Ok – So I am on week 3 of Fluffy to fit and I have to admit God is showing me some things about myself that quite frankly I don’t care a bit for. Part of doing this blog is sharing what God shares with me so here’s where I’ve gone so far:
- I have a bad habit of setting a goal for myself and almost immediately following it with the
excusesreasons why I will fail.
- I justify…dear goodness I justify…Why it (read: extra scoop of mac-n-cheese, starburst, a soda) is ok THIS time…conveniently ignoring what I justified less then 24 hours ago.
- I am scared of who I can be. Of what is under all this fluff. What I imagine and what is reality are not connected at all.
- I have a TON of excuses for why things don’t get done. Excuses I would not except from my 6 year old yet I expect others to except from me.
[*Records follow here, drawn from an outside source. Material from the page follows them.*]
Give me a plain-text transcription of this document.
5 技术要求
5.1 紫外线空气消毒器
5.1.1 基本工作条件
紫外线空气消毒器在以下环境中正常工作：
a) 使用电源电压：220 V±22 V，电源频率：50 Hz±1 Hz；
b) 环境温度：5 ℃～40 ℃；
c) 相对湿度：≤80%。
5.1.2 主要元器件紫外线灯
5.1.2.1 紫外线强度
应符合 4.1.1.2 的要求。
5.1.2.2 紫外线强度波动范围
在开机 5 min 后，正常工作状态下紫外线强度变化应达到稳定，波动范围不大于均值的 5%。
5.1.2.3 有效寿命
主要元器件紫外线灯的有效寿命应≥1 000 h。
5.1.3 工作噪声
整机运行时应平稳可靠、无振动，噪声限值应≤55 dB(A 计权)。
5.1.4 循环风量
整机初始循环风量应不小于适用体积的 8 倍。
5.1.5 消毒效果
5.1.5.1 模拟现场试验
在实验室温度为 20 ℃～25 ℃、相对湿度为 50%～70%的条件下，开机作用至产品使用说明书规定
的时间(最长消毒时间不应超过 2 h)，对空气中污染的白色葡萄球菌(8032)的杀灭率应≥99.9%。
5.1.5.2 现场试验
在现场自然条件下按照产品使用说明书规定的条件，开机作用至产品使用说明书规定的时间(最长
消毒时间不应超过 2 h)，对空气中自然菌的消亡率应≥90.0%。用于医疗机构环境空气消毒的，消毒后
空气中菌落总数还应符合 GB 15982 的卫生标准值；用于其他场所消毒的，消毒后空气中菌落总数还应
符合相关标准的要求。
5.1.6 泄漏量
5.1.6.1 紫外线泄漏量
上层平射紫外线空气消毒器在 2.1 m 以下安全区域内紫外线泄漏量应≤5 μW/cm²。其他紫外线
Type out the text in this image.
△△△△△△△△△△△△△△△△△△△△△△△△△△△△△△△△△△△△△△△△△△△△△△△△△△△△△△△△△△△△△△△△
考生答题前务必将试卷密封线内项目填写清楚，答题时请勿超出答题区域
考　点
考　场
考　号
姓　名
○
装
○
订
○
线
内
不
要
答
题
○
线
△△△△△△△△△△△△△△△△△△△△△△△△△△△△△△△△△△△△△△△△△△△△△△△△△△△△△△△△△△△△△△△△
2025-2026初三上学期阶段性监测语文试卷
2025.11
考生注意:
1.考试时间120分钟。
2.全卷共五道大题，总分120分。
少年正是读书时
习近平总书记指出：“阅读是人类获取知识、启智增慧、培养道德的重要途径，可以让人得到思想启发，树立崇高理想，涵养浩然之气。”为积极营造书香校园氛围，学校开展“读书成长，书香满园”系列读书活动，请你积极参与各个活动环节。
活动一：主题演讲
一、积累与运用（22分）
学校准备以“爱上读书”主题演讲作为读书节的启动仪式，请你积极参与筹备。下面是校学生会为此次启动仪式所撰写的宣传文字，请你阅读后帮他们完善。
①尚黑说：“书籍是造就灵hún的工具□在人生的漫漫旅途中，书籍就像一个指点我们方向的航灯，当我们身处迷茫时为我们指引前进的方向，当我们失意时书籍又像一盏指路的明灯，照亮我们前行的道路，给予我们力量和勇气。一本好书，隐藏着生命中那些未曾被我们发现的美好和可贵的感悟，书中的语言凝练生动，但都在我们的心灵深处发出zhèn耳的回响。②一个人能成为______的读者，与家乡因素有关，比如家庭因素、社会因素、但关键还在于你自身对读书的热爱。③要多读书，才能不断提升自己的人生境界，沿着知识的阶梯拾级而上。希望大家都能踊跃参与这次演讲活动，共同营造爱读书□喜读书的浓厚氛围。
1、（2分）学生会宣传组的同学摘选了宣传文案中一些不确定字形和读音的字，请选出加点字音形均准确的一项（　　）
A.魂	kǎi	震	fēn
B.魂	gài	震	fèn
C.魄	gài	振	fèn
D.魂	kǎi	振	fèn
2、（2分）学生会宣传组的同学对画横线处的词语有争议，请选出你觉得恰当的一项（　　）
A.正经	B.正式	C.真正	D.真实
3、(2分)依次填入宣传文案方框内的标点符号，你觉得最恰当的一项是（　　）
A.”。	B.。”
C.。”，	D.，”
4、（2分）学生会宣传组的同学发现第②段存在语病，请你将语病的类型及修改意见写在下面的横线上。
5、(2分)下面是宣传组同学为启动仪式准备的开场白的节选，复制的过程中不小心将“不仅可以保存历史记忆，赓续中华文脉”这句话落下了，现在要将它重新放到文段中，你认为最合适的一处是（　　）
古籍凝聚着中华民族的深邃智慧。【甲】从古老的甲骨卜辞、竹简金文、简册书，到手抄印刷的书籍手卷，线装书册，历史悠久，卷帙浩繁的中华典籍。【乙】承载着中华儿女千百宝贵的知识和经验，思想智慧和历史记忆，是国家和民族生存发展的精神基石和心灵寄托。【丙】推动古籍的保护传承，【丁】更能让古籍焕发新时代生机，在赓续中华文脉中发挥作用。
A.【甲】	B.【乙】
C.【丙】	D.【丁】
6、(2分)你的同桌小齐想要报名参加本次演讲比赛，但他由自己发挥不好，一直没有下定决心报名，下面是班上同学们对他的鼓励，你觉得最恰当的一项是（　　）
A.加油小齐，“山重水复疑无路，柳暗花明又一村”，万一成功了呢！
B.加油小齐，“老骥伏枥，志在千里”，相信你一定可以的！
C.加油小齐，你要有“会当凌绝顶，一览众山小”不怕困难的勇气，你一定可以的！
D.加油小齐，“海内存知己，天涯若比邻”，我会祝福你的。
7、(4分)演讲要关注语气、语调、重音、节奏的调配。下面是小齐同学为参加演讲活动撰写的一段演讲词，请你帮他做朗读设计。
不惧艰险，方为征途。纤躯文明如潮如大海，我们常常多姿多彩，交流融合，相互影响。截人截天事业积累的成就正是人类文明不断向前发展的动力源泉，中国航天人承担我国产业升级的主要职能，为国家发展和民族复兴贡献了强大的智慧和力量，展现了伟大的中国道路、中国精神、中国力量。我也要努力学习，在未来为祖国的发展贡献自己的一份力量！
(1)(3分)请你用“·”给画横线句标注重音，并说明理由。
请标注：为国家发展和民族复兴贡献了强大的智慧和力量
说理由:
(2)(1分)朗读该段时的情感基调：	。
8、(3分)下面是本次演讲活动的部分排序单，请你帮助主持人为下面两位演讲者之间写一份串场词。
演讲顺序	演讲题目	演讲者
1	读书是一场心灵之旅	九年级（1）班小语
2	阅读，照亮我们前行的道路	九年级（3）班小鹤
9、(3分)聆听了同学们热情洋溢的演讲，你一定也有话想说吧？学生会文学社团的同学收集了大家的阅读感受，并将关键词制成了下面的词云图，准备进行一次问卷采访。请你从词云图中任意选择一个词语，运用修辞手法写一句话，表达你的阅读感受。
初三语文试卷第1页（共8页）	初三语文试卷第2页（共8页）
So that’s the bad….the impurities as I am refined in the fire. Floating to the top and not as easy to scrape off as one might think. I have to keep myself on guard and constantly listen to the self talk. Watching the things I let float around in my head and (mostly) squelching those things that if left to roam would set me back.
Yes there’s a lot of crud coming to the top but I am also being left with pure gold. Seeing things about myself I didn’t know were there before I started on this journey:
- I like working out
- I am capable of doing more then I give myself credit for.
- I am capable of doing more physically then others give me credit for.
- I am able to survive sore muscles.
- God listens to me. His eyes are always on me and He is always thinking of me. He does not need to look away from one thing so He can pay attention to me ( I still struggle with this one).
- I will succeed this time because I am not doing it alone. God is doing it with me.
It’s amazing the things you come up with as you set out on a journey that is so against who you thought you were. Fluffy is as much apart of me as my hands and feet. It’s been 15 years since I could describe myself as anywhere near fit. I have been scared for a very long time of what may be under all this fluffiness. I admit that some of what I am uncovering is unpleasant… excuses and ideas I have allowed because of the fluffiness. Justifying wrong thinking because of my fluffiness. I have also discovered things I didn’t realize I was capable of…working out at least 4 days a week. Working out on an ELLIPTICAL and enjoying it! Making better choices in what I eat, believing I am worthy of God’s attention and that I have it, the challenge ahead of me is not one I will ever face alone, not because I have good friends but because I am the daughter of an amazing God. Who is there to catch me if I fall, pick me up, kiss my boo-boos and encourage me to try again.
So I challenge you to challenge yourself. That thing you’ve been feeling like you want to try but your scared you’ll fail. That “feeling” could be God’s way of encouraging you to go do something GREAT! Go and Do it! Knowing that you are not alone, not because I will be cheering you on (and I will), not because your kids will admire you or you’ll be tickled with yourself but because God will be with you and it could be an awesome opportunity to draw closer to Him as you believe that if He asks you to fly He’ll not only give you the wings but He’ll give you the breeze to lift you up.
So. How will you challenge yourself today?